Protecting a Python svn code base with the pre-commit hook

In a community project, opened to various contributors, there are a few thing to take care of in order not to break the code. I am not talking about code reviewing but about bad code editing that breaks it all.

Most frequent errors are:
- <tab> insertions, that get mixed with space-based indentation - carriage return insertion, before line feeds with some weird windows editors

Instead of tracking the developers that commited such things, and send them an army of white rabbits, an automatic code check is way better. It is not a good idea though, to clean up incoming code. The best thing to do is to block unwanted changes and warn the commiters, so they learn about it.

This is really easy with Subversion. I have grabbed a script on the web, and adapted it a bit for this task. Here it is:
#!/usr/bin/python2.4

# -*- coding: UTF-8 -*-

# adapted from:

#   http://blog.wordaligned.org/articles/2006/08/09/a-subversion-pre-commit-hook

# by Tarek Ziadé



from subprocess import Popen

from subprocess import PIPE

import re

import os



re_options = re.IGNORECASE | re.MULTILINE | re.DOTALL



class EOF(object):

    def findall(self, content):

        if content.endswith('\\n'):

            return []

        return ['\n']



tab_catcher = re.compile(r'^\\t', re_options)

windows_catcher = re.compile(r'\\r\\n$', re_options)



testers = (('found TAB', tab_catcher),

           ('found CR/LF', windows_catcher),

           ('no new line at the end', EOF()))



def command_output(cmd):

    """ Capture a command's standard output."""

    return Popen(cmd.split(), stdout=PIPE).communicate()[0]



def files_changed(look_cmd):

    """ List the files added or updated by this transaction."""

    def filename(line):

        return line[4:]



    def added_or_updated(line):

        return line and line[0] in ("A", "U")



    return [filename(line) for line in

            command_output(look_cmd % "changed").split("n")

            if added_or_updated(line)]



def file_contents(filename, look_cmd):

    """Return a file's contents for this transaction"""

    return command_output("%s %s" % (look_cmd % "cat", filename))



def test_expression(expr, filename, look_cmd):

    """test regexpr over file"""

    return len(expr.findall(file_contents(filename, look_cmd))) > 0



def check_file(look_cmd):

    """checks Python files in this transaction"""

    def is_python_file(fname):

        return os.path.splitext(fname)[1] in ".py".split()



    erroneous_files = []



    for file in files_changed(look_cmd):

        if not is_python_file(file):

            continue



        for error_type, tester in testers:

            if test_expression(tester, file, look_cmd):

                erroneous_files.append((error_type, file))



    num_failures = len(erroneous_files)



    if num_failures > 0:

        sys.stderr.write("[ERROR] please check your files:n")

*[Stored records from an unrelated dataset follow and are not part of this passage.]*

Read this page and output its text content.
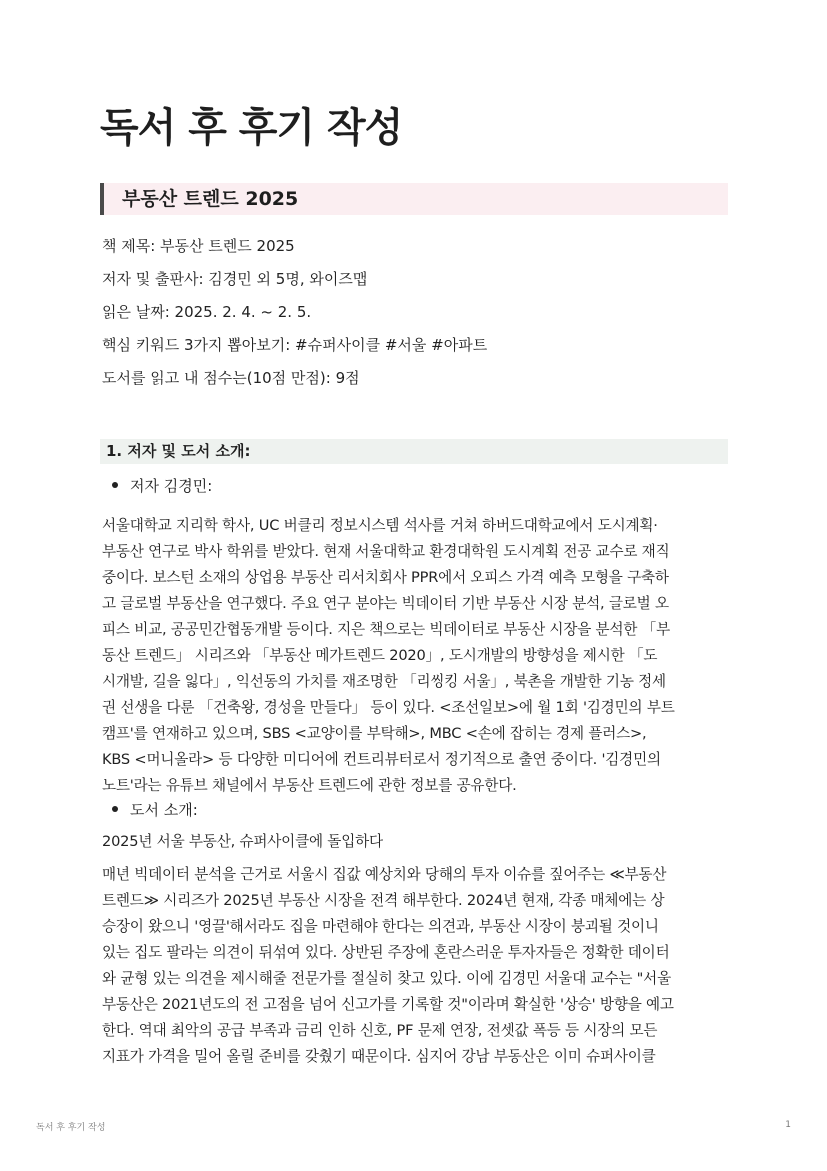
독서 후 후기 작성
부동산 트렌드 2025
책 제목: 부동산 트렌드 2025
저자 및 출판사: 김경민 외 5명, 와이즈맵
읽은 날짜: 2025. 2. 4. ~ 2. 5.
핵심 키워드 3가지 뽑아보기: #슈퍼사이클 #서울 #아파트
도서를 읽고 내 점수는(10점 만점): 9점
1. 저자 및 도서 소개:
저자 김경민:
서울대학교 지리학 학사, UC 버클리 정보시스템 석사를 거쳐 하버드대학교에서 도시계획·
부동산 연구로 박사 학위를 받았다. 현재 서울대학교 환경대학원 도시계획 전공 교수로 재직
중이다. 보스턴 소재의 상업용 부동산 리서치회사 PPR에서 오피스 가격 예측 모형을 구축하
고 글로벌 부동산을 연구했다. 주요 연구 분야는 빅데이터 기반 부동산 시장 분석, 글로벌 오
피스 비교, 공공민간협동개발 등이다. 지은 책으로는 빅데이터로 부동산 시장을 분석한 「부
동산 트렌드」 시리즈와 「부동산 메가트렌드 2020」, 도시개발의 방향성을 제시한 「도
시개발, 길을 잃다」, 익선동의 가치를 재조명한 「리씽킹 서울」, 북촌을 개발한 기농 정세
권 선생을 다룬 「건축왕, 경성을 만들다」 등이 있다. <조선일보>에 월 1회 '김경민의 부트
캠프'를 연재하고 있으며, SBS <교양이를 부탁해>, MBC <손에 잡히는 경제 플러스>,
KBS <머니올라> 등 다양한 미디어에 컨트리뷰터로서 정기적으로 출연 중이다. '김경민의
노트'라는 유튜브 채널에서 부동산 트렌드에 관한 정보를 공유한다.
도서 소개:
2025년 서울 부동산, 슈퍼사이클에 돌입하다
매년 빅데이터 분석을 근거로 서울시 집값 예상치와 당해의 투자 이슈를 짚어주는 ≪부동산
트렌드≫ 시리즈가 2025년 부동산 시장을 전격 해부한다. 2024년 현재, 각종 매체에는 상
승장이 왔으니 '영끌'해서라도 집을 마련해야 한다는 의견과, 부동산 시장이 붕괴될 것이니
있는 집도 팔라는 의견이 뒤섞여 있다. 상반된 주장에 혼란스러운 투자자들은 정확한 데이터
와 균형 있는 의견을 제시해줄 전문가를 절실히 찾고 있다. 이에 김경민 서울대 교수는 "서울
부동산은 2021년도의 전 고점을 넘어 신고가를 기록할 것"이라며 확실한 '상승' 방향을 예고
한다. 역대 최악의 공급 부족과 금리 인하 신호, PF 문제 연장, 전셋값 폭등 등 시장의 모든
지표가 가격을 밀어 올릴 준비를 갖췄기 때문이다. 심지어 강남 부동산은 이미 슈퍼사이클
독서 후 후기 작성	1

        for error_type, file in erroneous_files:

            sys.stderr.write("[ERROR] %s in %sn" % (error_type, file))



    return num_failures



def main():

    from optparse import OptionParser

    parser = OptionParser()

    parser.add_option("-r", "--revision",

                        help="Test mode. TXN actually refers to a revision.",

                        action="store_true", default=False)

    errors = 0

    (opts, (repos, txn_or_rvn)) = parser.parse_args()

    look_opt = ("--transaction", "--revision")[opts.revision]

    look_cmd = "svnlook %s %s %s %s" % (

        "%s", repos, look_opt, txn_or_rvn)

    errors += check_file(look_cmd)



    return errors



if __name__ == "__main__":

    import sys

    sys.exit(main())

I've also added a new line at end of file control. This script has to be called in the pre-commit hook script (look up in SVN documentation)

The call should look like:
/chemin/vers/script/svn_check_source.py "$REPOS" "$TXN" || exit 1

You can then extend the controls made by this script, by controlling for example the quality of the commited code with tools like pychecker. But these extra controls should not block commits and should be quite light to perform because the commiter waits for the changeset to be validated.

Sending a mail to the commiter with suggestions when her code doesn't pass some quality checks is a better idea. Furthermore, for an extensive QA test, it is simpler to hook a script on a system like buildbot and create a nighlty digest over the whole code base. Pylint is very handy on this kind of controls, and can be fine tuned to generate a useful QA report that buildbot can send to developers.